塩水遡上はカー川で最大32km、マー川で28〜30kmまで及ぶ可能性があり、約80万haの農地も水不足のリスクに直面する。
乾季の流量はチュー川で56.4%、ダー川で47.3%、カー川で46.8%減少するとの予測もあり、給水や農業、水運、下流域の生態系維持に影響する恐れがある。
南中部沿岸では河川が短く急勾配で、乾季が長いうえ貯水・調整能力が限られるため、水不足リスクはさらに高く、コン川で72.8%、バー川で67.5%、トゥーボン川で52.8%の流量減少が予測されている。
ダナン市では、カウドー浄水場とホアリエン浄水場の合計給水能力が1日48万6000㎥に上るが、河川水や貯水池からの放流に大きく依存しており、ブーザー・トゥーボン川下流の塩水遡上も生活用水や農業用水に影響する可能性がある。
中部高原でも、水利施設の給水区域外にある工業作物や多年生作物への影響が懸念されており、多年生作物で安定的に水を確保できる割合は17〜19%にとどまる。
東南部ではドンナイ川流域の乾季の水需給逼迫度が国内で最も高く、都市部の給水能力約521万㎥/日のうち91%が上流の貯水池から直接または間接的に供給されている。
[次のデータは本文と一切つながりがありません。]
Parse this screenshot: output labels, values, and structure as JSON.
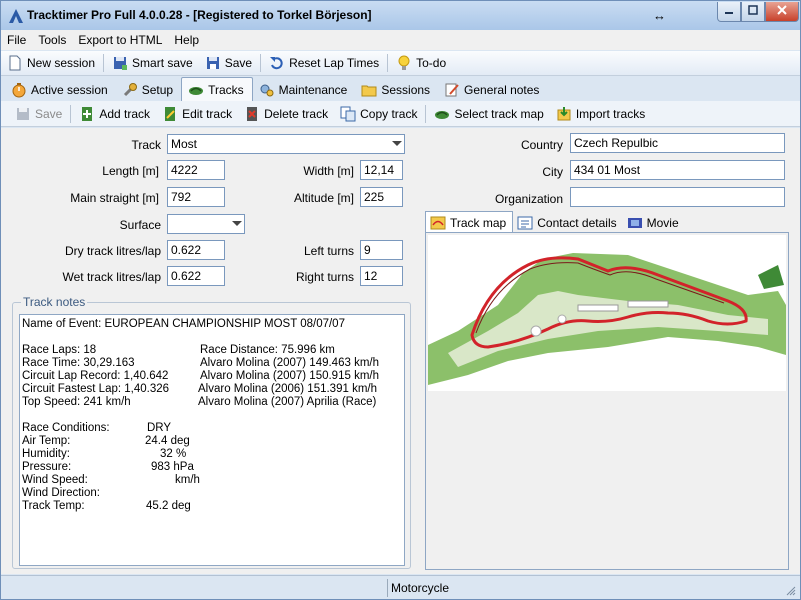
{
  "window": {
    "title": "Tracktimer Pro Full 4.0.0.28  -  [Registered to Torkel Börjeson]",
    "resize_glyph": "↔"
  },
  "menu": [
    "File",
    "Tools",
    "Export to HTML",
    "Help"
  ],
  "toolbar": {
    "new_session": "New session",
    "smart_save": "Smart save",
    "save": "Save",
    "reset_lap_times": "Reset Lap Times",
    "todo": "To-do"
  },
  "tabs": [
    {
      "label": "Active session",
      "icon": "stopwatch-icon"
    },
    {
      "label": "Setup",
      "icon": "wrench-icon"
    },
    {
      "label": "Tracks",
      "icon": "track-icon",
      "active": true
    },
    {
      "label": "Maintenance",
      "icon": "gears-icon"
    },
    {
      "label": "Sessions",
      "icon": "folder-icon"
    },
    {
      "label": "General notes",
      "icon": "notepad-icon"
    }
  ],
  "track_toolbar": {
    "save": "Save",
    "add_track": "Add track",
    "edit_track": "Edit track",
    "delete_track": "Delete track",
    "copy_track": "Copy track",
    "select_track_map": "Select track map",
    "import_tracks": "Import tracks"
  },
  "form": {
    "track_label": "Track",
    "track_value": "Most",
    "length_label": "Length [m]",
    "length_value": "4222",
    "width_label": "Width [m]",
    "width_value": "12,14",
    "main_straight_label": "Main straight [m]",
    "main_straight_value": "792",
    "altitude_label": "Altitude [m]",
    "altitude_value": "225",
    "surface_label": "Surface",
    "surface_value": "",
    "dry_label": "Dry track litres/lap",
    "dry_value": "0.622",
    "left_turns_label": "Left turns",
    "left_turns_value": "9",
    "wet_label": "Wet track litres/lap",
    "wet_value": "0.622",
    "right_turns_label": "Right turns",
    "right_turns_value": "12",
    "country_label": "Country",
    "country_value": "Czech Repulbic",
    "city_label": "City",
    "city_value": "434 01 Most",
    "organization_label": "Organization",
    "organization_value": ""
  },
  "notes": {
    "group_title": "Track notes",
    "lines": [
      [
        "Name of Event:  EUROPEAN CHAMPIONSHIP MOST     08/07/07"
      ],
      [],
      [
        "Race Laps:  18",
        "Race Distance:  75.996  km"
      ],
      [
        "Race Time:  30,29.163",
        "Alvaro Molina     (2007)  149.463  km/h"
      ],
      [
        "Circuit Lap Record:  1,40.642",
        "Alvaro Molina     (2007)  150.915  km/h"
      ],
      [
        "Circuit Fastest Lap:  1,40.326",
        "Alvaro Molina     (2006)  151.391  km/h"
      ],
      [
        "Top Speed:  241  km/h",
        "Alvaro Molina     (2007)  Aprilia     (Race)"
      ],
      [],
      [
        "Race Conditions:",
        "DRY"
      ],
      [
        "Air Temp:",
        "24.4  deg"
      ],
      [
        "Humidity:",
        "32  %"
      ],
      [
        "Pressure:",
        "983  hPa"
      ],
      [
        "Wind Speed:",
        "km/h"
      ],
      [
        "Wind Direction:"
      ],
      [
        "Track Temp:",
        "45.2  deg"
      ]
    ]
  },
  "right_tabs": [
    {
      "label": "Track map",
      "icon": "map-icon",
      "active": true
    },
    {
      "label": "Contact details",
      "icon": "card-icon"
    },
    {
      "label": "Movie",
      "icon": "film-icon"
    }
  ],
  "status": {
    "text": "Motorcycle"
  },
  "colors": {
    "accent": "#3c5a80",
    "track_red": "#d2232a",
    "grass": "#8cc06a"
  }
}
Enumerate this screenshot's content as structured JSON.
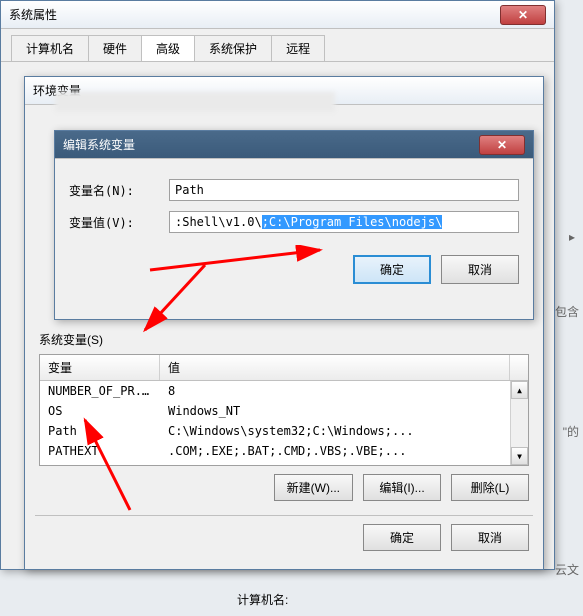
{
  "outer_bg": {
    "bottom_label": "计算机名:",
    "partial1": "\"的",
    "partial2": "包含",
    "partial3": "…",
    "partial4": "云文"
  },
  "sys_props": {
    "title": "系统属性",
    "tabs": [
      "计算机名",
      "硬件",
      "高级",
      "系统保护",
      "远程"
    ],
    "active_tab_index": 2
  },
  "env_vars": {
    "title": "环境变量",
    "sys_vars_label": "系统变量(S)",
    "table": {
      "headers": [
        "变量",
        "值"
      ],
      "rows": [
        {
          "name": "NUMBER_OF_PR...",
          "value": "8"
        },
        {
          "name": "OS",
          "value": "Windows_NT"
        },
        {
          "name": "Path",
          "value": "C:\\Windows\\system32;C:\\Windows;..."
        },
        {
          "name": "PATHEXT",
          "value": ".COM;.EXE;.BAT;.CMD;.VBS;.VBE;..."
        }
      ]
    },
    "buttons": {
      "new": "新建(W)...",
      "edit": "编辑(I)...",
      "delete": "删除(L)"
    },
    "ok": "确定",
    "cancel": "取消"
  },
  "edit_sys_var": {
    "title": "编辑系统变量",
    "name_label": "变量名(N):",
    "name_value": "Path",
    "value_label": "变量值(V):",
    "value_prefix": ":Shell\\v1.0\\",
    "value_selected": ";C:\\Program Files\\nodejs\\",
    "ok": "确定",
    "cancel": "取消"
  }
}
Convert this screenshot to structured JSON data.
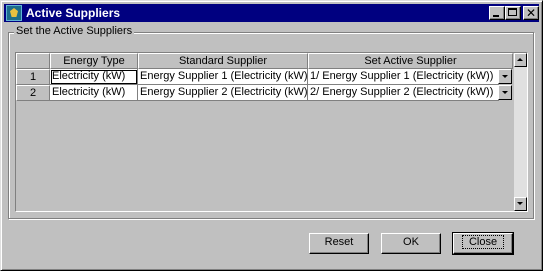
{
  "window": {
    "title": "Active Suppliers"
  },
  "group": {
    "label": "Set the Active Suppliers"
  },
  "table": {
    "columns": [
      "Energy Type",
      "Standard Supplier",
      "Set Active Supplier"
    ],
    "rows": [
      {
        "num": "1",
        "energy": "Electricity (kW)",
        "standard": "Energy Supplier 1 (Electricity (kW))",
        "active": "1/ Energy Supplier 1 (Electricity (kW))"
      },
      {
        "num": "2",
        "energy": "Electricity (kW)",
        "standard": "Energy Supplier 2 (Electricity (kW))",
        "active": "2/ Energy Supplier 2 (Electricity (kW))"
      }
    ]
  },
  "buttons": {
    "reset": "Reset",
    "ok": "OK",
    "close": "Close"
  },
  "icons": {
    "app": "app-icon",
    "minimize": "minimize-icon",
    "maximize": "maximize-icon",
    "close": "close-icon",
    "dropdown": "chevron-down-icon"
  }
}
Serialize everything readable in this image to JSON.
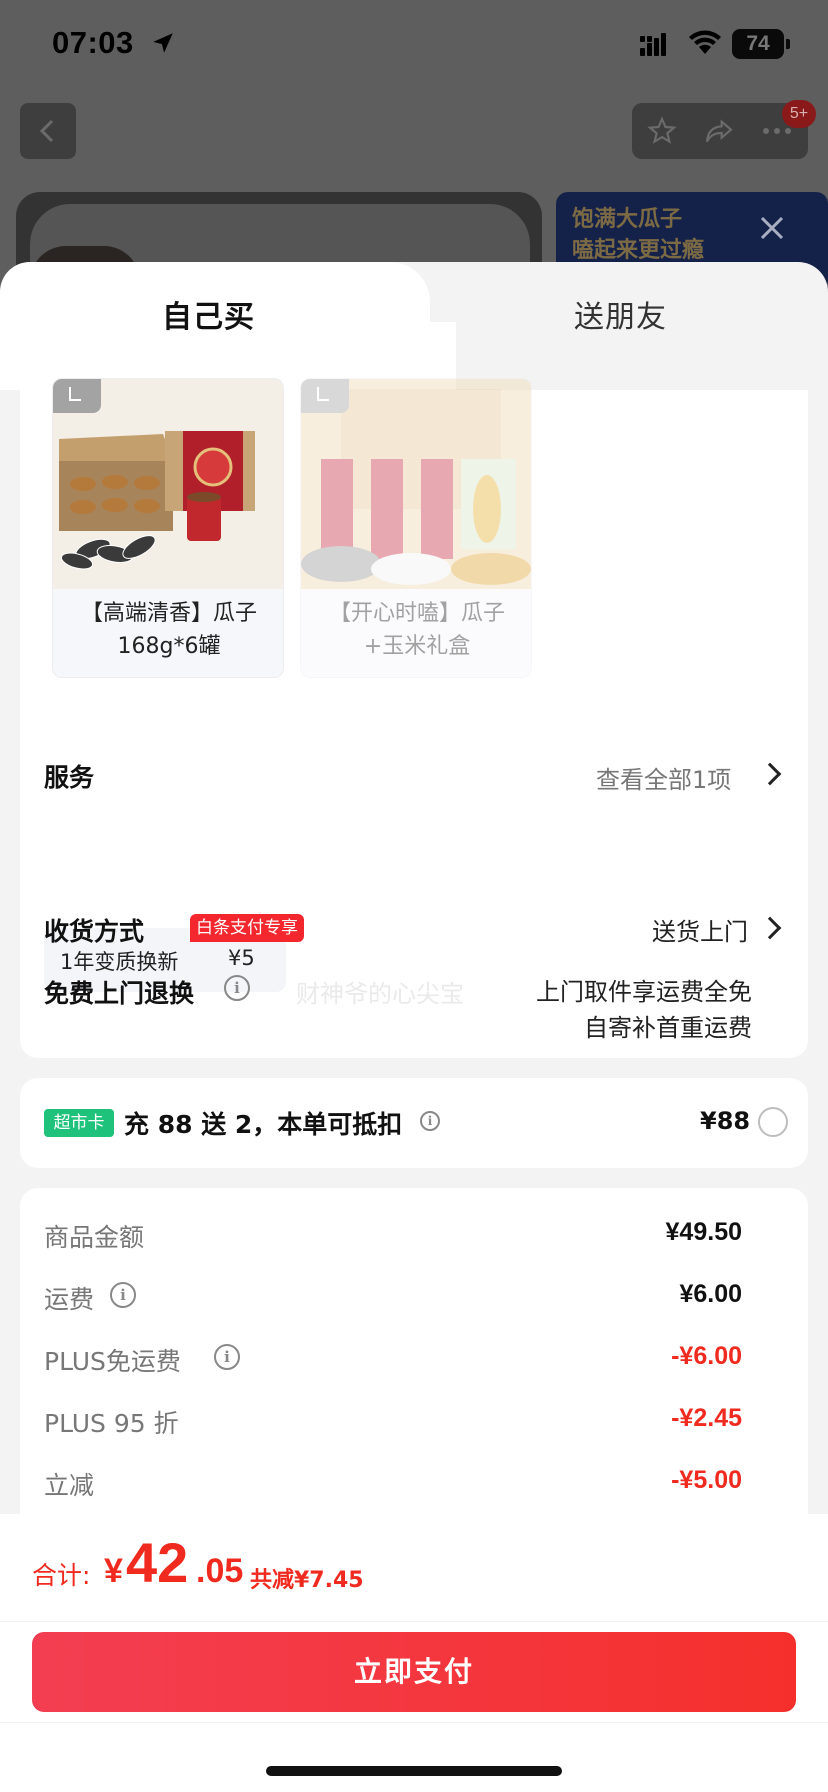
{
  "status_bar": {
    "time": "07:03",
    "battery": "74"
  },
  "background_page": {
    "cart_badge": "5+",
    "ad_lines": [
      "饱满大瓜子",
      "嗑起来更过瘾"
    ]
  },
  "tabs": [
    {
      "label": "自己买",
      "active": true
    },
    {
      "label": "送朋友",
      "active": false
    }
  ],
  "products": [
    {
      "name_line1": "【高端清香】瓜子",
      "name_line2": "168g*6罐",
      "selected": true
    },
    {
      "name_line1": "【开心时嗑】瓜子",
      "name_line2": "+玉米礼盒",
      "selected": false
    }
  ],
  "service": {
    "title": "服务",
    "view_all": "查看全部1项",
    "option": {
      "name": "1年变质换新",
      "price": "¥5",
      "tag": "白条支付专享"
    }
  },
  "watermark": "财神爷的心尖宝",
  "delivery": {
    "title": "收货方式",
    "value": "送货上门"
  },
  "returns": {
    "title": "免费上门退换",
    "line1": "上门取件享运费全免",
    "line2": "自寄补首重运费"
  },
  "market_card": {
    "tag": "超市卡",
    "text": "充 88 送 2，本单可抵扣",
    "price": "¥88"
  },
  "fees": [
    {
      "label": "商品金额",
      "value": "¥49.50",
      "info": false,
      "red": false
    },
    {
      "label": "运费",
      "value": "¥6.00",
      "info": true,
      "red": false
    },
    {
      "label": "PLUS免运费",
      "value": "-¥6.00",
      "info": true,
      "red": true
    },
    {
      "label": "PLUS 95 折",
      "value": "-¥2.45",
      "info": false,
      "red": true
    },
    {
      "label": "立减",
      "value": "-¥5.00",
      "info": false,
      "red": true
    }
  ],
  "total": {
    "label": "合计:",
    "currency": "¥",
    "integer": "42",
    "decimal": ".05",
    "saving": "共减¥7.45"
  },
  "pay_button": "立即支付",
  "colors": {
    "accent_red": "#f02a1e",
    "pay_button": "#f33e52",
    "market_tag": "#1ec27a"
  }
}
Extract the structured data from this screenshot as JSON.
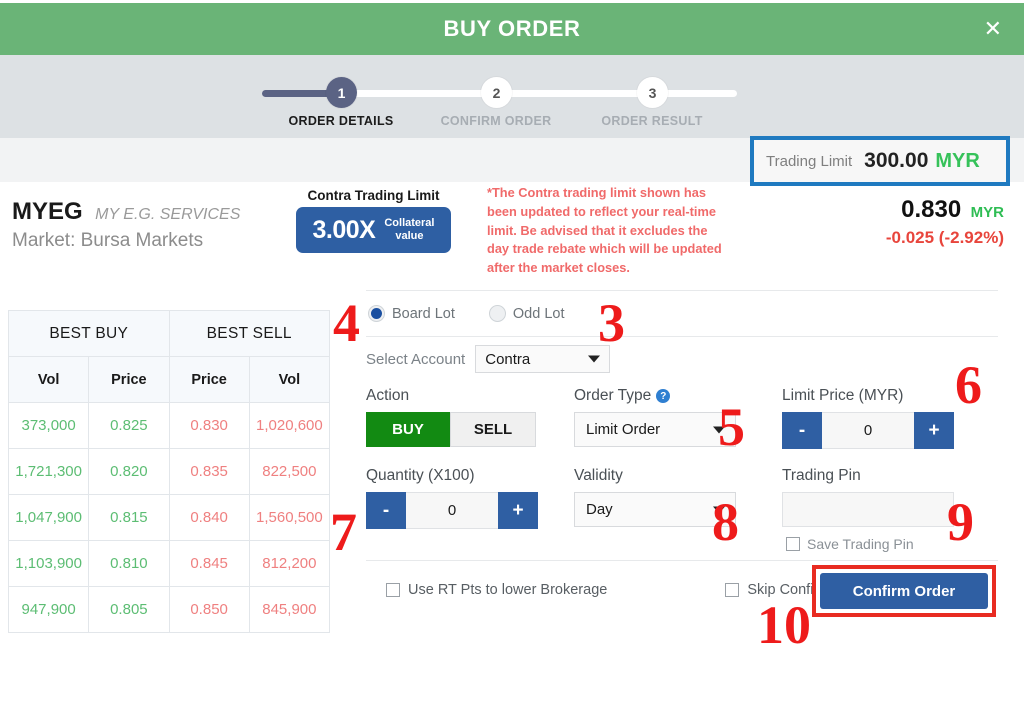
{
  "header": {
    "title": "BUY ORDER",
    "close_label": "✕"
  },
  "stepper": {
    "steps": [
      {
        "num": "1",
        "label": "ORDER DETAILS",
        "active": true
      },
      {
        "num": "2",
        "label": "CONFIRM ORDER",
        "active": false
      },
      {
        "num": "3",
        "label": "ORDER RESULT",
        "active": false
      }
    ]
  },
  "trading_limit": {
    "label": "Trading Limit",
    "value": "300.00",
    "currency": "MYR",
    "highlight_color": "#1f7ac0"
  },
  "stock": {
    "code": "MYEG",
    "name": "MY E.G. SERVICES",
    "market": "Market: Bursa Markets"
  },
  "contra": {
    "title": "Contra Trading Limit",
    "multiplier": "3.00X",
    "sub_line1": "Collateral",
    "sub_line2": "value",
    "box_color": "#2e5fa3"
  },
  "note": {
    "text": "*The Contra trading limit shown has been updated to reflect your real-time limit. Be advised that it excludes the day trade rebate which will be updated after the market closes.",
    "color": "#f06a6a"
  },
  "price": {
    "last": "0.830",
    "currency": "MYR",
    "change": "-0.025 (-2.92%)",
    "change_color": "#e8453c"
  },
  "order_book": {
    "group_headers": [
      "BEST BUY",
      "BEST SELL"
    ],
    "columns": [
      "Vol",
      "Price",
      "Price",
      "Vol"
    ],
    "rows": [
      {
        "buy_vol": "373,000",
        "buy_price": "0.825",
        "sell_price": "0.830",
        "sell_vol": "1,020,600"
      },
      {
        "buy_vol": "1,721,300",
        "buy_price": "0.820",
        "sell_price": "0.835",
        "sell_vol": "822,500"
      },
      {
        "buy_vol": "1,047,900",
        "buy_price": "0.815",
        "sell_price": "0.840",
        "sell_vol": "1,560,500"
      },
      {
        "buy_vol": "1,103,900",
        "buy_price": "0.810",
        "sell_price": "0.845",
        "sell_vol": "812,200"
      },
      {
        "buy_vol": "947,900",
        "buy_price": "0.805",
        "sell_price": "0.850",
        "sell_vol": "845,900"
      }
    ],
    "buy_color": "#5cbd73",
    "sell_color": "#ef8080"
  },
  "form": {
    "lot_type": {
      "board_lot": "Board Lot",
      "odd_lot": "Odd Lot",
      "selected": "Board Lot"
    },
    "account": {
      "label": "Select Account",
      "value": "Contra"
    },
    "action": {
      "label": "Action",
      "buy": "BUY",
      "sell": "SELL",
      "selected": "BUY"
    },
    "order_type": {
      "label": "Order Type",
      "help_icon": "question-mark-icon",
      "value": "Limit Order"
    },
    "limit_price": {
      "label": "Limit Price (MYR)",
      "minus": "-",
      "value": "0",
      "plus": "+"
    },
    "quantity": {
      "label": "Quantity (X100)",
      "minus": "-",
      "value": "0",
      "plus": "+"
    },
    "validity": {
      "label": "Validity",
      "value": "Day"
    },
    "trading_pin": {
      "label": "Trading Pin",
      "value": "",
      "save_label": "Save Trading Pin",
      "save_checked": false
    },
    "use_rt_pts": {
      "label": "Use RT Pts to lower Brokerage",
      "checked": false
    },
    "skip_confirmation": {
      "label": "Skip Confirmation",
      "checked": false
    },
    "confirm_button": {
      "label": "Confirm Order",
      "highlight_color": "#e82b21"
    }
  },
  "annotations": {
    "a3": "3",
    "a4": "4",
    "a5": "5",
    "a6": "6",
    "a7": "7",
    "a8": "8",
    "a9": "9",
    "a10": "10",
    "color": "#ee1b1b"
  }
}
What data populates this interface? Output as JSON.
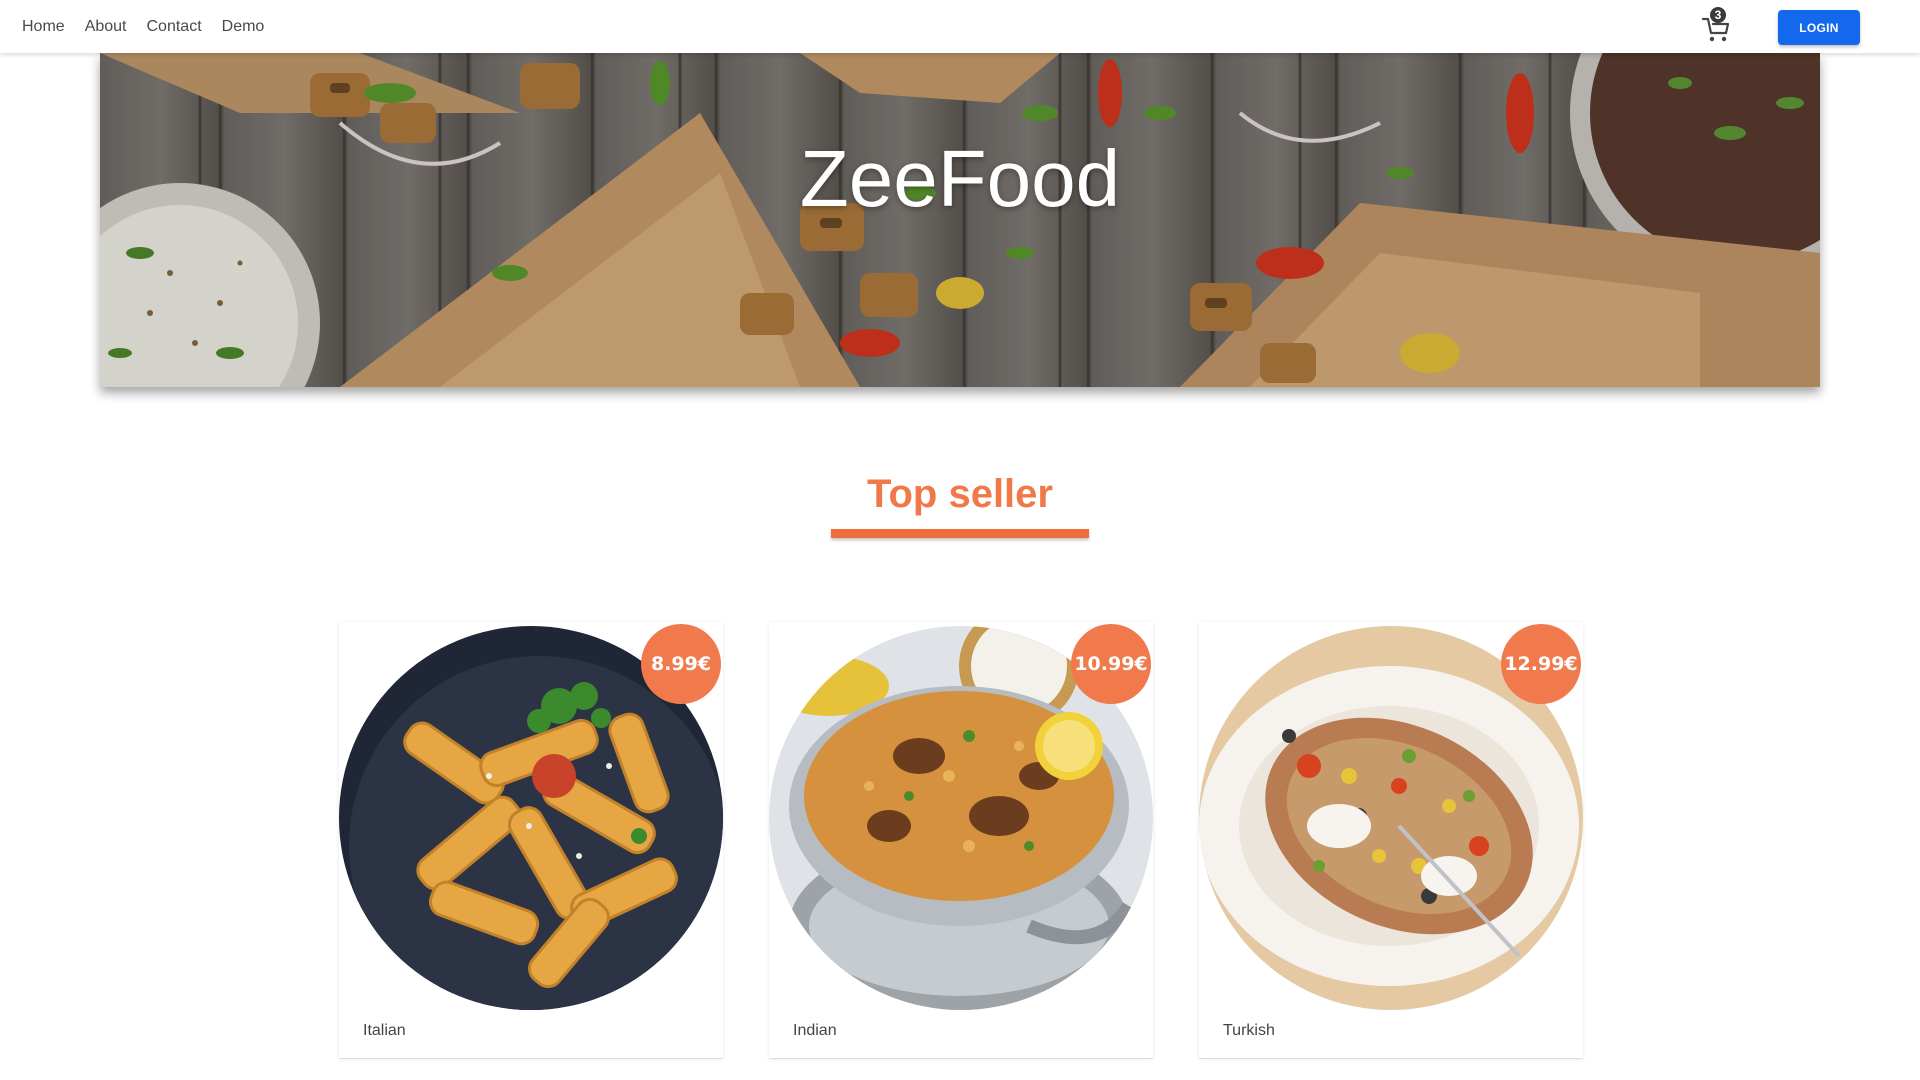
{
  "nav": {
    "links": [
      "Home",
      "About",
      "Contact",
      "Demo"
    ],
    "cart_count": "3",
    "login_label": "LOGIN"
  },
  "hero": {
    "title": "ZeeFood"
  },
  "section": {
    "title": "Top seller"
  },
  "products": [
    {
      "label": "Italian",
      "price": "8.99€"
    },
    {
      "label": "Indian",
      "price": "10.99€"
    },
    {
      "label": "Turkish",
      "price": "12.99€"
    }
  ],
  "colors": {
    "accent": "#f0784a",
    "login_button": "#1468ee"
  }
}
メコンデルタは水源の約95%をメコン川上流に依存しており、ティエン川とハウ川の流量が40〜60%減少した場合、塩分濃度4g/lの塩水が河口から40〜70kmまで遡上し、特に沿岸部の生活用水や農業生産を脅かす恐れがある。
水資源管理当局は各地方政府に対し、気象・水文予報を注視し、流域ごとの水配分計画を早期に策定するとともに、生活用水を優先し、水不足が予想される地域では作付け時期や作物構成、栽培面積を調整するよう求めている。
また、乾季の予備水源として地下水を活用するため、特にメコンデルタなどで既設の井戸や取水施設を点検・復旧し、干ばつや水不足、塩水遡上が発生した際の生活用水確保に備える方針である。